Beginning with Timothy Keller, his tweets tend to follow a trend of pointing ideas to Christ while finding their basis in biblical teachings. What I mean by this is that his tweets are not necessarily Bible verses word for word. Instead, he incorporates God’s teachings in a roundabout way—through encouraging statements or convictions. For instance, this past week I pulled a few of his tweets off his Twitter page; this is what I found: “According to the Bible, we don’t merely need the money from work to survive; we need the work itself to survive and live fully human lives… If you want Jesus with you, you have to give up the right to self-determination…[and] Our best defense in the fight against Satan’s lies is generally not the production of incantations but the rehearsal of truth.” These tweets contrast to John Piper’s tweets last week that stated explicit verses from God’s Word itself. Another thing I found interesting with Keller was that with a couple of his tweets, some of his Twitter followers offered a rebuttal to what he was saying. For instance, in Keller’s tweet “At the end of your life, you never wish to have worked more” he received a response saying, “What will you wish for?” Keller then replied, “Probably to have spent more time with family.” I find this interesting because not only is Keller tweeting religious ideas to spread God’s word, he is responding to his follower’s feedback in order to clarify what he is saying. He is using Twitter as a tool of interaction vs. one-sided conversation.

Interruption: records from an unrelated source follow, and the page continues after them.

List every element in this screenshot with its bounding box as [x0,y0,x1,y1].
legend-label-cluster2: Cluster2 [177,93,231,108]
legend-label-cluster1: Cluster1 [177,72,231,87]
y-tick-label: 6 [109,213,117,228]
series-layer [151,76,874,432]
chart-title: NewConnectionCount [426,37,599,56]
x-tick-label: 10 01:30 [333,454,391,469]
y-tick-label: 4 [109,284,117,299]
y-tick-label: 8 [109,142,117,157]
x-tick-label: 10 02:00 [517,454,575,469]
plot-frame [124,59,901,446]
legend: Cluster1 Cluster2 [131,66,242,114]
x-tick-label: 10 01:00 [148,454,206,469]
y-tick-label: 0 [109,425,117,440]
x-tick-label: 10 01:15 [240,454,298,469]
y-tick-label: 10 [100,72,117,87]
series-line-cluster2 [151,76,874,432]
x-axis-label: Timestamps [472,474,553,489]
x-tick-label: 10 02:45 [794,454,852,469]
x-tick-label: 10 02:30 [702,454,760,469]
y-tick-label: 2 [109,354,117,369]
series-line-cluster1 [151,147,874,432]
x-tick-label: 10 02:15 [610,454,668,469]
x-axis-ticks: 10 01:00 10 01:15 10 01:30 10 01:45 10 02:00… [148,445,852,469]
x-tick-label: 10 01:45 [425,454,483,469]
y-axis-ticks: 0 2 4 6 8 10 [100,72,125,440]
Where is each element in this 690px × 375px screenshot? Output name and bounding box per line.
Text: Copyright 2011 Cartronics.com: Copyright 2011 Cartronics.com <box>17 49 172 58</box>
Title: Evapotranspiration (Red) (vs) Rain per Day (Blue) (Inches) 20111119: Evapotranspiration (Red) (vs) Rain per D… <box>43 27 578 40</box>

Next, I chose to look at marriage author Gary Thomas. Thomas does not have as many followers as Keller or Lucado, however his tweets seem to be just as effective (when looking at the number of re-tweets he has compared to his number of followers). Thomas’ tweets are obviously geared more toward marriages and relationships than general tips for living a Christian life. He still spreads Christian ideas through his tweets; however his tweets are more about how to build and maintain a Christ-centered marriage. Following are a few of his tweets I recollected from this past week: “Where resentment lives, intimacy dies… A marriage is not a joining of two worlds, but an abandoning of two worlds in order that one new one might be formed…[and] A mission that is always about the Kingdom is what keeps a marriage vibrant.” Unlike Keller, Thomas did not have any rebuttals or arguments following his tweets. This may be because he is not as renown as Keller, therefore he does not have as many followers to act as a devil’s advocate; or, his tweets are just not as controversial. However, what we do know is that Thomas is tweeting and people are re-tweeting.
Finally, I looked at author and pastor Max Lucado. Lucado tends to tweet similarly to Keller in that his tweets are inspirational messages versus specific Bible verses. He gears his messages to the general public (contrasting to Thomas’ messages to married couples). A couple of his tweets are as follows: “Delight yourself in God, and he will bring rest to your soul…[and] You can be glad because God is good. You can be still because he is active. You can rest because he is busy.” Of his 832, 074 followers, Lucado receives on average 900 re-tweets per tweet. There is no doubt that his tweets are reaching the multitudes.